Chine
Soft power

La Chine et la redéfinition du soft power académique

Publié le 02/06/2025
7 min de lecture
Par Noah VIDON
Asie de l'est

En quelques semaines, Harvard est devenue l’épicentre de l’offensive idéologique lancée par la Maison Blanche. Une réponse sécuritaire qui se double d’un bras de fer ouvert avec l’université, accusée d’antisémitisme présumé, de dérive “woke”, et de compromission supposées avec le Parti communiste chinois. Le 28 mai 2025, Donald Trump a ordonné la suspension immédiate du traitement des nouveaux visas étudiants étrangers, dans le cadre d’un durcissement des procédures de contrôle. 

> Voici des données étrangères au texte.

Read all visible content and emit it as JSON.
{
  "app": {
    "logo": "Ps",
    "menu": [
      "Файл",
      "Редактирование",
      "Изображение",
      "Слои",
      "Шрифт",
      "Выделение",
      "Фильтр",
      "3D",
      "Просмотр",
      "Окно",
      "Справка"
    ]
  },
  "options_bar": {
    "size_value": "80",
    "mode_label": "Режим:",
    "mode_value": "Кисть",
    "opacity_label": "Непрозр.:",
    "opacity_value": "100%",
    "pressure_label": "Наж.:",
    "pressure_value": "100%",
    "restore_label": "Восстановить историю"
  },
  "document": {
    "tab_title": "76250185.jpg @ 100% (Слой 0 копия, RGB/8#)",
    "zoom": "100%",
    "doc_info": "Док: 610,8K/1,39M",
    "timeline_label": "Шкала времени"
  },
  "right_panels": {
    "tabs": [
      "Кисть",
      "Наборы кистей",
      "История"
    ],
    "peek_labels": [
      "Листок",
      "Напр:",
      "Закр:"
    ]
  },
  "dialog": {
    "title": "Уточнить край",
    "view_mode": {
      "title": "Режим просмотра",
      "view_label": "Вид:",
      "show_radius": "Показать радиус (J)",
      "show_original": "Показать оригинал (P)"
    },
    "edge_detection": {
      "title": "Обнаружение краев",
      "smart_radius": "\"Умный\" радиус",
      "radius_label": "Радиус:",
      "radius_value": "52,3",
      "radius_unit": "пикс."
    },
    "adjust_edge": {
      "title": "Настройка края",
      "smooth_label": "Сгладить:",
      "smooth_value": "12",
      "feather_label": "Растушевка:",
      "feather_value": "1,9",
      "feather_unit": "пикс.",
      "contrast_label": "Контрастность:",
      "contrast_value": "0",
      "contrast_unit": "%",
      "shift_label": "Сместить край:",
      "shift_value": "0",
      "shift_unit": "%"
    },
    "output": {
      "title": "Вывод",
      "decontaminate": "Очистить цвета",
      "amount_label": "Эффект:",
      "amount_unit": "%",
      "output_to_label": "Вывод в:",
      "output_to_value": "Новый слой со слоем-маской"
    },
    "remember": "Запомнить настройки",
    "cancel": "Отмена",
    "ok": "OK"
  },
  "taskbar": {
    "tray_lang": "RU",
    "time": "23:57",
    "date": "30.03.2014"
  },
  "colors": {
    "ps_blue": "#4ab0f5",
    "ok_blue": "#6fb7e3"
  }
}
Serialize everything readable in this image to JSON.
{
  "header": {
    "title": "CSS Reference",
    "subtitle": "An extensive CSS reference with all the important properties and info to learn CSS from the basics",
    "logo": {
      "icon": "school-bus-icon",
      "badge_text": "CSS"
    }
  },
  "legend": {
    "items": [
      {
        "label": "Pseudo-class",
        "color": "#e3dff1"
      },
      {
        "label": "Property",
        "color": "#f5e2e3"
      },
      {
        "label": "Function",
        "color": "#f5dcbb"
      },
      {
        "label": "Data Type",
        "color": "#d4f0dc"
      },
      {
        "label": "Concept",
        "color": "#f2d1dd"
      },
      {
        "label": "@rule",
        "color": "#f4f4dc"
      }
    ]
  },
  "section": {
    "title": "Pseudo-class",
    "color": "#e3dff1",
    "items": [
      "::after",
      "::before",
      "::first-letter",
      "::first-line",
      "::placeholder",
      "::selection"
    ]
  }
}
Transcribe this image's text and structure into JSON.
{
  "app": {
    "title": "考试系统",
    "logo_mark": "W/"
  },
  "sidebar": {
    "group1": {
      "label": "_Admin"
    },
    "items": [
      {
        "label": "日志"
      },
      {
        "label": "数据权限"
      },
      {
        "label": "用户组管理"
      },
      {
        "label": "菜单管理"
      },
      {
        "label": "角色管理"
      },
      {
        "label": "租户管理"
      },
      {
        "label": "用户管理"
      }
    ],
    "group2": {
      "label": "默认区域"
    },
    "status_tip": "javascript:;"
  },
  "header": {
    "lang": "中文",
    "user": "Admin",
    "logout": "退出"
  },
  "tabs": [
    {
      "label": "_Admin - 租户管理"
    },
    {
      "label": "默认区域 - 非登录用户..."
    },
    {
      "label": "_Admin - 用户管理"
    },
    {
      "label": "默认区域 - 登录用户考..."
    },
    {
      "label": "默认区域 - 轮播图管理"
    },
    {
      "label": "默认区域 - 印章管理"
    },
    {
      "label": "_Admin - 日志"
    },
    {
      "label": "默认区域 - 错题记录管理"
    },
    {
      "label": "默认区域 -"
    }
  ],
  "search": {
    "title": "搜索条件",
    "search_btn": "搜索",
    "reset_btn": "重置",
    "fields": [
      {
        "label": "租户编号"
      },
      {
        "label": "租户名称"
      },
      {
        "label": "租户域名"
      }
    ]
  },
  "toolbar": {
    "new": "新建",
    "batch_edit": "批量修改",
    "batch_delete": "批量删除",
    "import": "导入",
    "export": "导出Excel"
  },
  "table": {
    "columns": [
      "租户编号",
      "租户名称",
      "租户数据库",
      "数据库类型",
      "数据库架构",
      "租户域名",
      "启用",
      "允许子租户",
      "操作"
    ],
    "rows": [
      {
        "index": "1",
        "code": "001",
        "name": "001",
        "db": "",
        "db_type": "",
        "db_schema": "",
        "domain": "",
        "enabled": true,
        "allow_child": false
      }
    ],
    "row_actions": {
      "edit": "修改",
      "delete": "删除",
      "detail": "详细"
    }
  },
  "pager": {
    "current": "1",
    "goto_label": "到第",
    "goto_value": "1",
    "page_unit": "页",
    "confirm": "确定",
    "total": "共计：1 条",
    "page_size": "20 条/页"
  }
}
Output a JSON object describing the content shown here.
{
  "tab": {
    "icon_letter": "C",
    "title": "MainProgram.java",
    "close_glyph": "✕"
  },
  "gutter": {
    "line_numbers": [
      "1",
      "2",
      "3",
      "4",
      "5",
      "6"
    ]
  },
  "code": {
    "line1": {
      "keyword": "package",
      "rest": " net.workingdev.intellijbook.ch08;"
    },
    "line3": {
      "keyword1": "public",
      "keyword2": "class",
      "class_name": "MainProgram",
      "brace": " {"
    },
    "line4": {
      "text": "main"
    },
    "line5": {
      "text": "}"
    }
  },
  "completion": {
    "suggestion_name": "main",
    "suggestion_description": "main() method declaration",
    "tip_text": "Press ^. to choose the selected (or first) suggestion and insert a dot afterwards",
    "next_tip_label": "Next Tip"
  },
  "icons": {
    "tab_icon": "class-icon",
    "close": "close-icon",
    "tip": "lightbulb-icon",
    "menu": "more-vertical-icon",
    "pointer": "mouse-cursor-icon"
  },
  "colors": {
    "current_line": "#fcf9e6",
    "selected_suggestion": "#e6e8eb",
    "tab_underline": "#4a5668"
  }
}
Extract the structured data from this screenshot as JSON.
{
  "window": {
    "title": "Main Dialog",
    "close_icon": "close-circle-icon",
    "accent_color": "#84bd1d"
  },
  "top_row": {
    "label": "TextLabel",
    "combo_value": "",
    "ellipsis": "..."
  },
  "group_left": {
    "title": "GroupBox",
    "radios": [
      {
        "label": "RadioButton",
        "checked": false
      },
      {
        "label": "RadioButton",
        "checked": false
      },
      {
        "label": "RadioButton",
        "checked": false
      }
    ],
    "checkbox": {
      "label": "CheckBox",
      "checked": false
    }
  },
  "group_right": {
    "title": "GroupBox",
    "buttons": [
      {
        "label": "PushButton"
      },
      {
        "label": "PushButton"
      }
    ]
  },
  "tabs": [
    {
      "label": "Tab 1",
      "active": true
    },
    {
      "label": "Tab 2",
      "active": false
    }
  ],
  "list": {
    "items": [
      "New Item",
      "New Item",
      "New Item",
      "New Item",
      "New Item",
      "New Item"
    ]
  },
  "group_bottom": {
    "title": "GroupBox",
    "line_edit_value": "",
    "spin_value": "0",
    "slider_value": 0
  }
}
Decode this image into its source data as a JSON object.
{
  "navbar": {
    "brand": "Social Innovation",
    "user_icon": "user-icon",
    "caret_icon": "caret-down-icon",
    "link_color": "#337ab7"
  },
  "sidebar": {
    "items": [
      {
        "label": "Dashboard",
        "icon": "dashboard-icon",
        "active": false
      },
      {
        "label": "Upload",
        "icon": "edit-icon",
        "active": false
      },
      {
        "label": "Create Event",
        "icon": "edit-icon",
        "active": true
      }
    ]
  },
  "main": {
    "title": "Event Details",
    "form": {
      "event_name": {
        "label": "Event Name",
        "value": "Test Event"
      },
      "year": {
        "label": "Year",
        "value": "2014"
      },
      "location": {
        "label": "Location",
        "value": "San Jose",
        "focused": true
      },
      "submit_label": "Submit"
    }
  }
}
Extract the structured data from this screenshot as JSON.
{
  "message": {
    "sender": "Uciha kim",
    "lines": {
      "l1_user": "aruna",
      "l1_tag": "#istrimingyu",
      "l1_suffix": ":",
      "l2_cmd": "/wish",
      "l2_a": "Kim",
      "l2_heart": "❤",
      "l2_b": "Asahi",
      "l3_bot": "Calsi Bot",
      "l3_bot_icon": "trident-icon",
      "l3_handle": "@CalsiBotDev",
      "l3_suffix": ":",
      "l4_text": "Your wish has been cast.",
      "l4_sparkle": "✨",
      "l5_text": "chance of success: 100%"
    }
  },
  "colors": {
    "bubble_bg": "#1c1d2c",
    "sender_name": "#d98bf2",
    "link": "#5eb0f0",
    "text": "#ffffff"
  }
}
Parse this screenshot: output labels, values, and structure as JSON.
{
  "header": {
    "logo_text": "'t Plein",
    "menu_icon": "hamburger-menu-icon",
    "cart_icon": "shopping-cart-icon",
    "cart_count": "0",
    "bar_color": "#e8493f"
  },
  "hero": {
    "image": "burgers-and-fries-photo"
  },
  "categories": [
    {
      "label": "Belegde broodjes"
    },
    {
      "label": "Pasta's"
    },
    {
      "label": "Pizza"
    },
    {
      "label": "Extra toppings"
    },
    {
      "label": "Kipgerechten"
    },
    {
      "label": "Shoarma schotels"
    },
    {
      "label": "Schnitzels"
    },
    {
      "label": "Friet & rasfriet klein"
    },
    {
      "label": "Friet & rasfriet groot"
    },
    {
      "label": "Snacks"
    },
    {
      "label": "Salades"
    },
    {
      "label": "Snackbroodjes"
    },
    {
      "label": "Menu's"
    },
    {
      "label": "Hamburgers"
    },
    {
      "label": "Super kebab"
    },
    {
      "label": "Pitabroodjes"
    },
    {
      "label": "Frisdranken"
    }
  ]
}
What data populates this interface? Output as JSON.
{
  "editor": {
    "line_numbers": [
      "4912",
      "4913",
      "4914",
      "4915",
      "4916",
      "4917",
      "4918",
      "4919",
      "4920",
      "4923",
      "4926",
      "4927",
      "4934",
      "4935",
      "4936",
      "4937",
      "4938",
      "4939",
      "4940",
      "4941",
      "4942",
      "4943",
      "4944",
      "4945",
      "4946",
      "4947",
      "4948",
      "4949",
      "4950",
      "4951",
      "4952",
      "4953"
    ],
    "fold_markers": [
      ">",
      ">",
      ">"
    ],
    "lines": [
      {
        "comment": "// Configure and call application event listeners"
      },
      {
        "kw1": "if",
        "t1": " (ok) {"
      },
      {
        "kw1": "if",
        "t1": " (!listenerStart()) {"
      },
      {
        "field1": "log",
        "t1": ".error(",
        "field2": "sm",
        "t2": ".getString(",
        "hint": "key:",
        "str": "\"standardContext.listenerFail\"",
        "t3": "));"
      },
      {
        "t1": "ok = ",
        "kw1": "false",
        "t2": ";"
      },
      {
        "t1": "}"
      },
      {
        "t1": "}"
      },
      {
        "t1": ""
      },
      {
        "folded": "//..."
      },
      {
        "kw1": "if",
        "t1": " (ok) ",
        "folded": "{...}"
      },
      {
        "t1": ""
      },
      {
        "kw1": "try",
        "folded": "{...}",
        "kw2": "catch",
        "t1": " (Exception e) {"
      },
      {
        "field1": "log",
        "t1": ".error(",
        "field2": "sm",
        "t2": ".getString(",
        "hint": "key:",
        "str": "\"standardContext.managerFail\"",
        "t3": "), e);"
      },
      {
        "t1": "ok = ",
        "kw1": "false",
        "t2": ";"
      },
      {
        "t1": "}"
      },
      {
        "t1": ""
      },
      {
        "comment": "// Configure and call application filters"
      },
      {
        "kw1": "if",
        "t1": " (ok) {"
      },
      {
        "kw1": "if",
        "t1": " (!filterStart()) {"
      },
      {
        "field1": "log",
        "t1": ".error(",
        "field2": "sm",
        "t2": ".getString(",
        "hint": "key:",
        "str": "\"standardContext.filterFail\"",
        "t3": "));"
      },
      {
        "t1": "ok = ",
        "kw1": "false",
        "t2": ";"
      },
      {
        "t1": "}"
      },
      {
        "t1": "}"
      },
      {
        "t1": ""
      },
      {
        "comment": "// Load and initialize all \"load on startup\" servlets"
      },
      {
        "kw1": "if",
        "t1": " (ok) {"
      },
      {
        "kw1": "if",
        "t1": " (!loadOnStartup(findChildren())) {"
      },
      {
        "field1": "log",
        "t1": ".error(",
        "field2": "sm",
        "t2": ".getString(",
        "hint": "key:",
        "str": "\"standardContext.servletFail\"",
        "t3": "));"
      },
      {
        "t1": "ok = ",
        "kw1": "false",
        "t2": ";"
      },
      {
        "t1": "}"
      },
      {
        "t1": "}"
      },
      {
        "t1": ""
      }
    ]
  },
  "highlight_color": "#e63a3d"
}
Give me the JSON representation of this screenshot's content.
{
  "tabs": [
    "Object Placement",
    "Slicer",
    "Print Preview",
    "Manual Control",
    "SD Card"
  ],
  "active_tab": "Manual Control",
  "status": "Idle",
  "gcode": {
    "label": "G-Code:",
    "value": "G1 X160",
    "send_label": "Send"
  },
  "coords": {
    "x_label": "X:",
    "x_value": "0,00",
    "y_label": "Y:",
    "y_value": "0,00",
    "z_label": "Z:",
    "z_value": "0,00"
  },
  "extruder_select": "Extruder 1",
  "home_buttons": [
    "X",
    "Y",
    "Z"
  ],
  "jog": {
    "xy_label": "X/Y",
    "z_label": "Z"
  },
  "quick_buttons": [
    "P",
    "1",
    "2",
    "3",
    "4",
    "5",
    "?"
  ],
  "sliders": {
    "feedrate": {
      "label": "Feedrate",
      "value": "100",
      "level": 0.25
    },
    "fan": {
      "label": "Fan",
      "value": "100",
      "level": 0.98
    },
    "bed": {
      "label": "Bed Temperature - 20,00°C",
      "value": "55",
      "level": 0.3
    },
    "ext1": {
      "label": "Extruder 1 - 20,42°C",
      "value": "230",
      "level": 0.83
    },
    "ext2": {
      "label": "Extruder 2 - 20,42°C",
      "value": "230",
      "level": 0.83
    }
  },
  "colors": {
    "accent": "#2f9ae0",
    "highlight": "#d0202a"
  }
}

Sempiternel symptôme de la confrontation sino-américaine : conflit idéologique 

Le chef de l’exécutif a assumé une ligne politique. A l’occasion de la conférence conservatrice CPAC le 15 avril et d’une interview sur Fox News, il a qualifié l’université Harvard de “foutoir progressiste” et de “menace pour la démocratie”. Au-delà de ces propos incisifs, c’est une vision idéologique claire qu’il entend défendre: réorienter le système éducatif américain vers des valeurs conservatrices, en rupture avec le progressisme prétendument dévoyé des élites universitaires. Moins de diplômes en études de genre, plus de compétences techniques, moins de voix LGBT+, ou encore plus de manuels à l’effigie de la patrie: un réajustement idéologique profond de l’enseignement supérieur américain, qui vise à remodeler les contours intellectuels et culturels de la prochaine génération. Dans cette entreprise offensive, la Chine devient un point d’articulation majeur. Il

accuse l’administration d’Alan Garber, président de Harvard, non seulement de tolérer des positions “radicales” et de promouvoir une idéologie progressiste incompatible avec “les vraies valeurs américaines”, mais également de servir les intérêts stratégiques de Pékin. En outre, il impute à l’institution le rôle de cheval de Troie de la Chine, et fonde ces accusations sur des soupçons de transferts technologiques à travers des partenariats de recherche. En effet, sur les 290 000 étudiants chinois inscrits dans les universités américaines, Harvard en accueille plusieurs milliers chaque année. Les liens ambigus que Donald Trump attribue à certains doctorants étrangers avec des institutions liées à l’Armée populaire de libération suscitent, de facto, de vives inquiétudes au sein du gouvernement américain sur le plan de la sécurité nationale. Cette démarche s’inscrit dans un affrontement plus large entre l’administration Trump, les universités d’élites américaines, perçues comme des bastion d’une pensée progressiste jugée contraire à la ligne politique nationaliste, et l’influence de la Chine.  Le 22 mai, la ministre de la Sécurité intérieure, Kristi Noem, annonçait la révocation du programme SEVIS autorisant Harvard à accueillir des étudiants internationaux : si la mesure venait à être confirmée, c’est près de 6700 étudiants, soit 27% de l’effectif, qui seraient menacés d’expulsion ou contraints à l’exil académique. Bien qu’un juge fédéral ait suspendu temporairement cette décision, un ultimatum de 72 heures a été imposé à l’université pour livrer des informations sur de potentielles “activitées illégales” d’étudiants étrangers. 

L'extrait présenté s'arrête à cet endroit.